According to EDCOM 2, while the CHED, PRC and TESDA were established to regulate distinct segments of the education-to-employment pipeline, their enabling laws grant parallel and, in some cases, competing regulatory powers. For instance, Republic Act 7722, or the Higher Education Act of 1994, vests the CHED with authority over higher education programs, curricula and quality assurance. RA 7796, or the TESDA Act of 1994, mandates the TESDA to set competency standards, regulate technical-vocational education and training and issue national certifications. Meanwhile, RA 8981, or the PRC Modernization Act of 2000, expanded the PRC’s role beyond licensure to include oversight of professional standards, continuing professional development and coordination with educational institutions.
There is an absence of a clear hierarchy and regular coordination in implementing these laws, resulting in blurred delineations of authority, particularly where academic programs, skills standards and licensure requirements intersect. This has translated into duplicative regulation, inconsistent enforcement and conflicting policy guidance for institutions and students. The statutory ambiguity is compounded by older professionalization laws, such as the Civil Engineering Law of 1950 and Medical Act of 1959, which were among 11 laws enacted decades before the creation of the CHED and TESDA in 1994.

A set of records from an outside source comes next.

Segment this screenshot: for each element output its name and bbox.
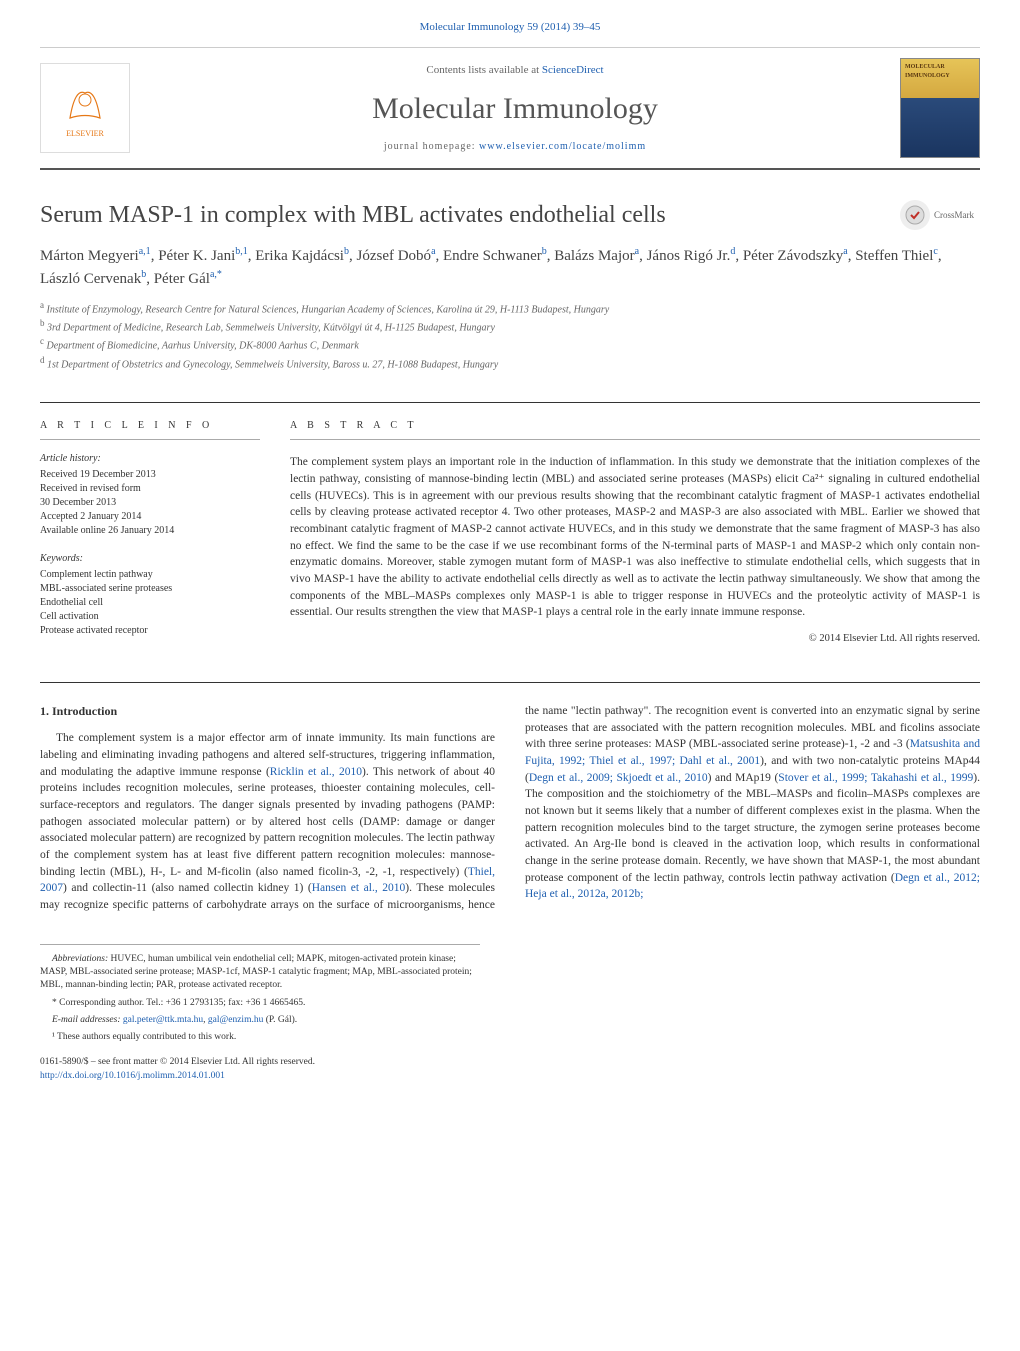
journal-cover[interactable]: MOLECULAR IMMUNOLOGY [900, 58, 980, 158]
info-label: A R T I C L E I N F O [40, 419, 260, 440]
body-text: 1. Introduction The complement system is… [40, 703, 980, 914]
email-line: E-mail addresses: gal.peter@ttk.mta.hu, … [40, 1014, 480, 1027]
t: ) and collectin-11 (also named collectin… [63, 882, 312, 894]
keywords-label: Keywords: [40, 552, 260, 566]
cover-title: MOLECULAR IMMUNOLOGY [905, 63, 975, 80]
crossmark-badge[interactable]: CrossMark [900, 200, 980, 230]
affiliation: d 1st Department of Obstetrics and Gynec… [40, 354, 980, 372]
abstract-text: The complement system plays an important… [290, 454, 980, 621]
article-info: A R T I C L E I N F O Article history: R… [40, 419, 260, 652]
cite-degn09[interactable]: Degn et al., 2009; Skjoedt et al., 2010 [529, 772, 708, 784]
keyword: Protease activated receptor [40, 624, 260, 638]
history-line: 30 December 2013 [40, 496, 260, 510]
intro-heading: 1. Introduction [40, 703, 495, 720]
abstract-label: A B S T R A C T [290, 419, 980, 441]
email-suffix: (P. Gál). [263, 1015, 297, 1025]
affiliation: a Institute of Enzymology, Research Cent… [40, 299, 980, 317]
keyword: Endothelial cell [40, 596, 260, 610]
email-1[interactable]: gal.peter@ttk.mta.hu [123, 1015, 203, 1025]
t: ). The composition and the stoichiometry… [525, 772, 980, 884]
doi-link[interactable]: http://dx.doi.org/10.1016/j.molimm.2014.… [40, 1070, 980, 1083]
history-line: Received 19 December 2013 [40, 468, 260, 482]
history-line: Accepted 2 January 2014 [40, 510, 260, 524]
cite-hansen[interactable]: Hansen et al., 2010 [312, 882, 406, 894]
email-2[interactable]: gal@enzim.hu [208, 1015, 263, 1025]
history-line: Available online 26 January 2014 [40, 524, 260, 538]
divider [40, 682, 980, 683]
elsevier-text: ELSEVIER [66, 128, 104, 139]
keyword: Complement lectin pathway [40, 568, 260, 582]
article-title: Serum MASP-1 in complex with MBL activat… [40, 200, 880, 231]
t: ). This network of about 40 proteins inc… [40, 766, 495, 861]
para-1: The complement system is a major effecto… [40, 703, 980, 914]
masthead: ELSEVIER Contents lists available at Sci… [40, 47, 980, 170]
authors: Márton Megyeria,1, Péter K. Janib,1, Eri… [40, 244, 980, 291]
homepage-line: journal homepage: www.elsevier.com/locat… [130, 140, 900, 154]
abstract: A B S T R A C T The complement system pl… [290, 419, 980, 652]
history-label: Article history: [40, 452, 260, 466]
history-line: Received in revised form [40, 482, 260, 496]
masthead-center: Contents lists available at ScienceDirec… [130, 63, 900, 154]
crossmark-label: CrossMark [934, 209, 974, 222]
contents-prefix: Contents lists available at [426, 64, 541, 76]
header-citation[interactable]: Molecular Immunology 59 (2014) 39–45 [40, 20, 980, 35]
bottom-line: 0161-5890/$ – see front matter © 2014 El… [40, 1056, 980, 1083]
corresponding: * Corresponding author. Tel.: +36 1 2793… [40, 997, 480, 1010]
issn-line: 0161-5890/$ – see front matter © 2014 El… [40, 1056, 980, 1069]
cite-ricklin[interactable]: Ricklin et al., 2010 [270, 766, 362, 778]
sciencedirect-link[interactable]: ScienceDirect [542, 64, 604, 76]
cite-stover[interactable]: Stover et al., 1999; Takahashi et al., 1… [778, 772, 973, 784]
elsevier-logo[interactable]: ELSEVIER [40, 63, 130, 153]
crossmark-icon [900, 200, 930, 230]
email-label: E-mail addresses: [52, 1015, 123, 1025]
t: ) and MAp19 ( [708, 772, 779, 784]
affiliations: a Institute of Enzymology, Research Cent… [40, 299, 980, 372]
keyword: Cell activation [40, 610, 260, 624]
footnotes: Abbreviations: HUVEC, human umbilical ve… [40, 944, 480, 1045]
copyright: © 2014 Elsevier Ltd. All rights reserved… [290, 631, 980, 646]
article-header: Serum MASP-1 in complex with MBL activat… [40, 200, 980, 372]
journal-name: Molecular Immunology [130, 88, 900, 130]
abbrev-label: Abbreviations: [52, 954, 108, 964]
keyword: MBL-associated serine proteases [40, 582, 260, 596]
affiliation: b 3rd Department of Medicine, Research L… [40, 317, 980, 335]
abbreviations: Abbreviations: HUVEC, human umbilical ve… [40, 953, 480, 993]
contents-line: Contents lists available at ScienceDirec… [130, 63, 900, 78]
homepage-url[interactable]: www.elsevier.com/locate/molimm [479, 141, 646, 152]
equal-contrib: ¹ These authors equally contributed to t… [40, 1031, 480, 1044]
affiliation: c Department of Biomedicine, Aarhus Univ… [40, 335, 980, 353]
homepage-prefix: journal homepage: [384, 141, 479, 152]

“Because these provisions were crafted in the absence of a national higher education and skills regulator, they result in conflicts with contemporary standards and quality assurance frameworks issued by the CHED and TESDA,” EDCOM 2 said. Even in the more recent legislation of 34 professional boards, the failure to specify which agency’s rules prevail when standards diverge has left institutions navigating multiple, uncoordinated audits of the same programs, laboratories and faculty.
While RA 7722 authorizes the CHED to prescribe minimum standards for higher education programs, nine professional laws prescribe program length, structure and required facilities. Meanwhile, 36 professional laws detail actual topics to be covered by licensure exams, giving the CHED and TESDA little legroom to adjust the curriculum and training programs to changing industry needs. Graduates of TESDA-regulated programs often face barriers when transitioning to CHED-regulated degree programs, as competencies acquired through national certificates are not consistently credited.
“Our graduates are paying the price for regulatory overlap. EDCOM 2’s review shows that unclear and competing mandates among the CHED, TESDA and PRC delay student progression, restrict credit recognition and prevent programs from adapting quickly to labor market demands,” said EDCOM 2 executive director Karol Mark Yee.